We continued the day with an extensive itinerary involving non-city-kid friendly activities, such as walking in grass. She was a trooper, though. And there were enough dance recitals to attend and bands to listen to that she was having a great time regardless.
I got to take her to see a great band at the ‘Sco, an on-campus venue hosting events that range from TGIF popcorn celebrations to performances from touring bands. It took me a second to realize that her typical weeknight was different from mine - dinner and homework were more what she had in mind, so needless to say, she was very into the whole thing. She thought I was gonna let her study for her AP test at some point. She was quite mistaken.
She even got to experience her first co-op open meal, meaning that the typical dinner (members of food co-ops aren’t on the standard meal plan - they share cooking and cleaning shifts and get to eat their home-cooked meals together at the co-op) was now open to everyone who wanted to stop by. We all sat outside and had a delicious meal of fried tofu over rice, and she’s still talking about the blueberry muffins to this day. It was kind of freaky when I realized my first time on campus had also happened to involve an open meal at this exact co-op (go Pyle!). She was following in my footsteps of finding the most Oberlin-esque things to do on the first visit. We ended up, in usual Pyle fashion, discussing things like pet hedgehogs and dyed armpit hair. As it happens, the most characteristic aspects of Oberlin are typically some of the coolest - and this Pyle meal was no different.
The best part of it all was seeing her interact with the friends I've made since the beginning of the year. I had no idea how it would play out - high school, while only a year behind most of us, feels like worlds away. I was worried they’d have nothing to talk about. Soon enough though, Amelia made the same discovery I did after the first minute of meeting the people I’ve been lucky enough to surround myself with for the past two semesters. The people are really the best part of this school.

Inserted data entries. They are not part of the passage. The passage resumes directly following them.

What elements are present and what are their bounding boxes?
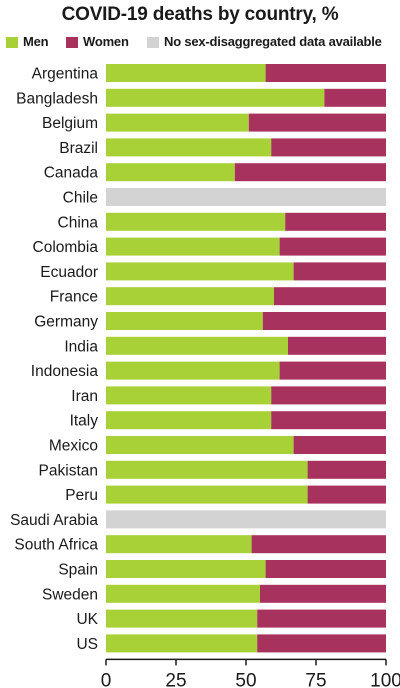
category-label-chile: Chile	[63, 190, 98, 207]
category-label-canada: Canada	[44, 165, 99, 182]
bar-colombia-men	[106, 237, 280, 256]
bar-spain-men	[106, 560, 266, 578]
category-label-us: US	[76, 636, 98, 653]
bar-saudi-arabia-no-data	[106, 510, 386, 529]
category-label-peru: Peru	[65, 487, 98, 504]
legend-label-no-data: No sex-disaggregated data available	[164, 34, 382, 49]
bar-iran-men	[106, 386, 272, 405]
bar-mexico-men	[106, 436, 294, 454]
category-label-france: France	[50, 289, 98, 306]
bar-chile-no-data	[106, 188, 386, 206]
bar-brazil-men	[106, 138, 272, 157]
bar-france-women	[274, 287, 386, 306]
legend-swatch-no-data	[147, 37, 159, 48]
bar-us-men	[106, 634, 258, 653]
chart-title: COVID-19 deaths by country, %	[61, 4, 339, 25]
bar-south-africa-women	[251, 535, 386, 554]
legend-swatch-women	[66, 37, 78, 48]
bar-italy-women	[271, 411, 386, 430]
category-label-belgium: Belgium	[42, 115, 98, 132]
bar-pakistan-women	[307, 460, 386, 479]
x-tick-label-75: 75	[305, 670, 326, 688]
bar-us-women	[257, 634, 386, 653]
bar-belgium-women	[248, 113, 386, 132]
category-label-argentina: Argentina	[32, 66, 99, 83]
category-label-indonesia: Indonesia	[31, 363, 99, 380]
bar-uk-men	[106, 609, 258, 628]
bar-argentina-women	[265, 64, 386, 82]
bar-india-women	[288, 336, 386, 355]
category-label-sweden: Sweden	[42, 586, 98, 603]
category-label-germany: Germany	[34, 314, 98, 331]
bar-france-men	[106, 287, 274, 306]
bar-sweden-women	[260, 584, 386, 603]
bar-germany-women	[262, 312, 386, 330]
category-label-saudi-arabia: Saudi Arabia	[10, 512, 98, 529]
bar-iran-women	[271, 386, 386, 405]
bar-peru-women	[307, 485, 386, 504]
category-label-brazil: Brazil	[59, 140, 98, 157]
bar-india-men	[106, 336, 288, 355]
bar-belgium-men	[106, 113, 249, 132]
category-labels: Argentina Bangladesh Belgium Brazil Canada Ch…	[10, 66, 99, 653]
category-label-colombia: Colombia	[33, 239, 99, 256]
category-label-italy: Italy	[70, 413, 99, 430]
bar-peru-men	[106, 485, 308, 504]
bar-italy-men	[106, 411, 272, 430]
x-tick-label-0: 0	[101, 670, 112, 688]
bar-sweden-men	[106, 584, 260, 603]
category-label-iran: Iran	[71, 388, 98, 405]
bars-layer	[106, 64, 386, 653]
x-tick-label-100: 100	[370, 670, 400, 688]
category-label-ecuador: Ecuador	[40, 264, 98, 281]
bar-china-men	[106, 212, 286, 231]
bar-bangladesh-women	[324, 88, 386, 107]
bar-bangladesh-men	[106, 88, 325, 107]
category-label-bangladesh: Bangladesh	[16, 90, 98, 107]
bar-germany-men	[106, 312, 263, 330]
category-label-uk: UK	[76, 611, 98, 628]
legend-swatch-men	[6, 37, 18, 48]
bar-canada-women	[234, 163, 386, 182]
bar-ecuador-women	[293, 262, 386, 281]
bar-pakistan-men	[106, 460, 308, 479]
bar-indonesia-men	[106, 361, 280, 380]
legend-label-men: Men	[23, 34, 49, 49]
bar-canada-men	[106, 163, 235, 182]
bar-spain-women	[265, 560, 386, 578]
bar-china-women	[285, 212, 386, 231]
bar-colombia-women	[279, 237, 386, 256]
category-label-spain: Spain	[58, 562, 98, 579]
legend-label-women: Women	[83, 34, 129, 49]
legend: Men Women No sex-disaggregated data avai…	[6, 34, 398, 50]
bar-uk-women	[257, 609, 386, 628]
category-label-pakistan: Pakistan	[39, 462, 98, 479]
category-label-mexico: Mexico	[49, 438, 98, 455]
bar-indonesia-women	[279, 361, 386, 380]
bar-argentina-men	[106, 64, 266, 82]
x-tick-label-25: 25	[165, 670, 186, 688]
category-label-china: China	[58, 214, 99, 231]
category-label-south-africa: South Africa	[14, 537, 98, 554]
bar-south-africa-men	[106, 535, 252, 554]
bar-brazil-women	[271, 138, 386, 157]
bar-ecuador-men	[106, 262, 294, 281]
category-label-india: India	[64, 338, 98, 355]
x-axis: 0 25 50 75 100	[101, 658, 400, 688]
bar-mexico-women	[293, 436, 386, 454]
x-tick-label-50: 50	[235, 670, 256, 688]
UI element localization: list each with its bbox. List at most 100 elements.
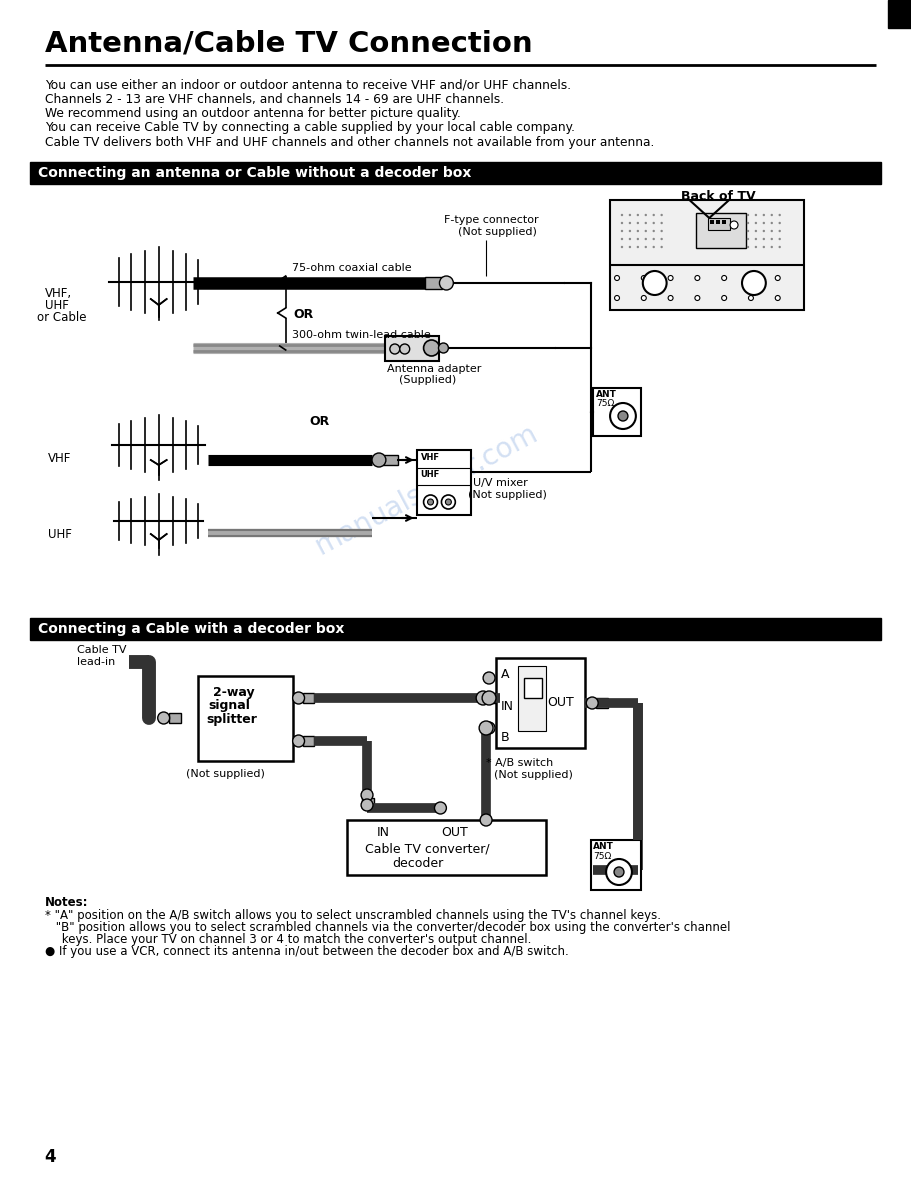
Text: 300-ohm twin-lead cable: 300-ohm twin-lead cable [292, 329, 431, 340]
Circle shape [643, 271, 666, 295]
Circle shape [778, 213, 781, 216]
Text: (Not supplied): (Not supplied) [186, 769, 265, 779]
Text: Cable TV converter/: Cable TV converter/ [365, 843, 489, 856]
Circle shape [763, 213, 765, 216]
Circle shape [778, 238, 781, 241]
Circle shape [668, 275, 673, 281]
Text: manualsriver.com: manualsriver.com [310, 419, 543, 561]
Circle shape [763, 222, 765, 224]
Circle shape [746, 213, 749, 216]
Circle shape [746, 245, 749, 248]
Circle shape [660, 222, 663, 224]
Text: Cable TV delivers both VHF and UHF channels and other channels not available fro: Cable TV delivers both VHF and UHF chann… [45, 136, 654, 149]
Text: ANT: ANT [596, 390, 617, 399]
Circle shape [293, 735, 305, 747]
Circle shape [442, 495, 455, 510]
Text: 2-way: 2-way [213, 686, 255, 699]
Circle shape [423, 340, 440, 356]
Text: You can receive Cable TV by connecting a cable supplied by your local cable comp: You can receive Cable TV by connecting a… [45, 122, 575, 135]
Text: Connecting a Cable with a decoder box: Connecting a Cable with a decoder box [38, 622, 344, 636]
Text: 75-ohm coaxial cable: 75-ohm coaxial cable [292, 263, 411, 273]
Circle shape [614, 867, 624, 877]
Bar [709, 218, 730, 230]
Text: OUT: OUT [547, 696, 575, 709]
Bar [303, 693, 315, 703]
Circle shape [748, 295, 754, 301]
Text: A: A [501, 668, 509, 681]
Text: lead-in: lead-in [77, 656, 116, 667]
Text: Cable TV: Cable TV [77, 645, 127, 655]
Text: VHF: VHF [48, 451, 71, 465]
Text: U/V mixer: U/V mixer [473, 478, 528, 488]
Circle shape [746, 222, 749, 224]
Circle shape [653, 213, 655, 216]
Text: splitter: splitter [207, 713, 257, 726]
Circle shape [637, 245, 639, 248]
Circle shape [660, 213, 663, 216]
Circle shape [637, 213, 639, 216]
Text: UHF: UHF [48, 529, 72, 542]
Circle shape [778, 222, 781, 224]
Text: ANT: ANT [593, 843, 614, 851]
Circle shape [423, 495, 438, 510]
Circle shape [637, 222, 639, 224]
Text: 75Ω: 75Ω [596, 399, 614, 408]
Circle shape [621, 222, 623, 224]
Circle shape [372, 453, 386, 467]
Circle shape [644, 222, 647, 224]
Circle shape [722, 275, 727, 281]
Circle shape [610, 403, 636, 429]
Circle shape [660, 230, 663, 232]
Text: Antenna/Cable TV Connection: Antenna/Cable TV Connection [45, 30, 532, 58]
Circle shape [668, 295, 673, 301]
Circle shape [480, 814, 492, 826]
Text: UHF: UHF [45, 299, 69, 312]
Text: Channels 2 - 13 are VHF channels, and channels 14 - 69 are UHF channels.: Channels 2 - 13 are VHF channels, and ch… [45, 92, 504, 105]
Text: F-type connector: F-type connector [444, 214, 539, 225]
Bar [697, 213, 746, 248]
Circle shape [439, 342, 448, 353]
Text: IN: IN [377, 826, 390, 839]
Text: OR: OR [294, 308, 314, 321]
Text: Antenna adapter: Antenna adapter [386, 364, 481, 374]
Circle shape [642, 295, 646, 301]
Circle shape [476, 691, 490, 705]
Circle shape [629, 222, 631, 224]
Circle shape [618, 411, 628, 421]
Circle shape [614, 295, 620, 301]
Bar [716, 220, 721, 224]
Circle shape [746, 230, 749, 232]
Circle shape [660, 238, 663, 241]
Circle shape [434, 802, 446, 814]
Circle shape [755, 222, 757, 224]
Bar [303, 736, 315, 747]
Text: (Not supplied): (Not supplied) [468, 491, 547, 500]
Bar [488, 693, 500, 703]
Circle shape [587, 697, 599, 709]
Circle shape [653, 238, 655, 241]
Text: VHF,: VHF, [45, 287, 72, 300]
Text: * A/B switch: * A/B switch [486, 758, 554, 768]
Circle shape [653, 222, 655, 224]
Circle shape [361, 789, 373, 801]
Circle shape [158, 712, 170, 724]
Text: You can use either an indoor or outdoor antenna to receive VHF and/or UHF channe: You can use either an indoor or outdoor … [45, 78, 571, 91]
Circle shape [770, 213, 773, 216]
Text: (Not supplied): (Not supplied) [458, 228, 537, 237]
Text: * "A" position on the A/B switch allows you to select unscrambled channels using: * "A" position on the A/B switch allows … [45, 909, 661, 922]
Circle shape [653, 230, 655, 232]
Circle shape [755, 245, 757, 248]
Circle shape [483, 722, 495, 734]
Bar [610, 200, 803, 310]
Bar [347, 820, 545, 875]
Circle shape [722, 295, 727, 301]
Circle shape [763, 245, 765, 248]
Text: UHF: UHF [420, 470, 440, 479]
Circle shape [621, 245, 623, 248]
Circle shape [644, 245, 647, 248]
Circle shape [695, 275, 700, 281]
Circle shape [614, 275, 620, 281]
Circle shape [644, 230, 647, 232]
Circle shape [621, 213, 623, 216]
Circle shape [770, 245, 773, 248]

Within no time, they were laughing and sharing stories in the circle of lounge chairs as if this were just another average week - they had adopted her into the group as if they had known her as long as I had, and I could see her opening up more and more with each conversation.
By the time she had to leave, she was devastated about having to return to the monotonous grind of school in the city. "Why do you have such great friends, dude? You suck!” was her way of letting me know she absolutely loved it here. Every time we ended one activity, she’d always ask for the next, and we’d whisk her off to something even more exciting with even more opportunities to see and interact with raw talent and the friendliest of faces. She wasn’t thinking she’d use this as a seriously informative visit for her college consideration because she was pretty certain after high school that art schools weren’t for her. As she was packing up her suitcase to leave, though, she asserted that she was definitely going to apply in her senior year. I, the person who she’ll disagree with on the color of the sky just to disagree with, had somehow managed to change her mind about how great this place is. She hadn't adopted one of my opinions in ages - seriously, it took her five years to listen to Queen because I had a phase in eighth grade she couldn’t brush off. It was a much bigger step than I could’ve hoped for as a constantly-disputed older sister.
It’s funny how this place naturally does that to people. My sister and I have always been such different people - she hates reading, and I think I would rather battle a subway rat than have to do a math problem (OK, that’s an exaggeration. I hate nothing more in this world than rats. I am aware of the irony here. My life is so hard). She worships Taylor Swift like a god and (I know, this is dangerous territory) I can barely stand the nostalgic songs I do like off of 1989. Our tastes are different, sometimes aggressively so. Nevertheless, she was completely won over! That’s another great thing about this place. Oberlin isn’t for one single kind of person. It’s full of diverse and intermingling interests, experiences, and ideas.
This experience reminded me of the uncertain expectations I had going into college, and how I never realized I would fall in love with the place so quickly. And there was never a definitive moment where I had decided I had - there was never even a moment to decide. I knew the feeling as I saw her expression change from reserved intrigue to a sense of belonging and curiosity to explore more. She was hooked, even if only for this brief visit. I have a feeling she hasn’t seen the end of this place. I may not be the best reader of her ever-changing adolescent mind, but I have a feeling.